Ethan fue quien insistió en que visitara personalmente a un cliente en Chicago.
El cliente había cancelado la reunión.
Por eso regresé dos días antes.
Marcus me miró.
Había llegado a la misma conclusión.
—¿Quién concertó esa reunión?
—Ethan me envió el contacto.
El investigador abrió inmediatamente su portátil.
—Necesitamos revisar eso.
Ethan empezó a caminar hacia la casa.
Dos hombres bloquearon su paso.
—No pueden retenerme.
—No lo estamos haciendo —respondió uno—. Pero esta propiedad pertenece a la señorita Bennett y ella puede pedirle que se marche.
Miré al hombre con quien había imaginado casarme.
—Vete.
Su rostro se endureció.
—Te vas a arrepentir.
—No tanto como me habría arrepentido de casarme contigo.
Entonces sonó el teléfono del investigador.
Escuchó.
Su expresión cambió.
—Repítalo.
Todos permanecimos callados.
Después me miró.
—Señorita Bennett, acabamos de comprobar el supuesto cliente de Chicago.
—¿Y?
—La empresa existe.
Respiré.
Pero él continuó.
—La persona con quien debía reunirse no trabaja allí. Nunca ha trabajado allí.

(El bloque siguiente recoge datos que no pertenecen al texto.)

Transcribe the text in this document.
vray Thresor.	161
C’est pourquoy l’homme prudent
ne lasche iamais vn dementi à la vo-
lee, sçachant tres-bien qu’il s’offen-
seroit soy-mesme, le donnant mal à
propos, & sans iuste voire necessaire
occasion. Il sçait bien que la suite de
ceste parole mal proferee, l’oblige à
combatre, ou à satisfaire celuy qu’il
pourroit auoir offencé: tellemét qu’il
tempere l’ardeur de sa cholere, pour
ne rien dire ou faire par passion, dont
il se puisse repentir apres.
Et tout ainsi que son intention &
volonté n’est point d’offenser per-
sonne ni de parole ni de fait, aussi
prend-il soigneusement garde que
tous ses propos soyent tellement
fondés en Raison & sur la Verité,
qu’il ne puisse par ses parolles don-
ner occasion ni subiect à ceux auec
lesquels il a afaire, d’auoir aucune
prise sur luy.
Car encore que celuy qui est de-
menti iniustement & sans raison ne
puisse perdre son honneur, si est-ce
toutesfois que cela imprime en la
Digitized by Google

Marcus se volvió hacia Ethan.
—¿Quién es?
El investigador tecleó.
—El número utilizado para contactar a Claire fue comprado con una identidad falsa.
Ethan palideció.
—No sé nada de eso.
—Hay más.
El investigador giró la pantalla.
Apareció una fotografía obtenida del sistema de seguridad de un estacionamiento.
Un hombre desconocido estaba junto a mi Corolla en el aeropuerto.
—¿Qué está haciendo? —pregunté.
Ampliaron la imagen.
El hombre estaba agachado junto a la rueda delantera.
Mi estómago se contrajo.
—Claire —dijo Marcus—, ¿ibas a conducir desde el aeropuerto hasta la reunión?
—Sí.
—¿Y por qué no lo hiciste?
—El cliente canceló cuando aterricé. Dejé el coche y volé de regreso esa misma noche.
Nadie habló.
El investigador abrió otra fotografía.
Esta vez el desconocido estaba mirando directamente hacia la cámara.
Madison soltó un pequeño grito.
Me volví hacia ella.
—¿Lo conoces?
Su cara se había vuelto blanca.
—Madison.
Ella retrocedió hasta chocar contra una silla.
—Ese hombre no trabaja para Ethan.
Ethan la miró con auténtico pánico.
—No.
Madison empezó a llorar.
—Trabaja para su padre.
Todos miramos al hombre que había asegurado minutos antes que la casa pertenecería a Ethan el lunes.
Su expresión ya no mostraba indignación.
Solo una frialdad absoluta.
Y entonces comprendí que la boda clandestina, las firmas falsificadas y el dinero robado quizá nunca habían sido el plan completo.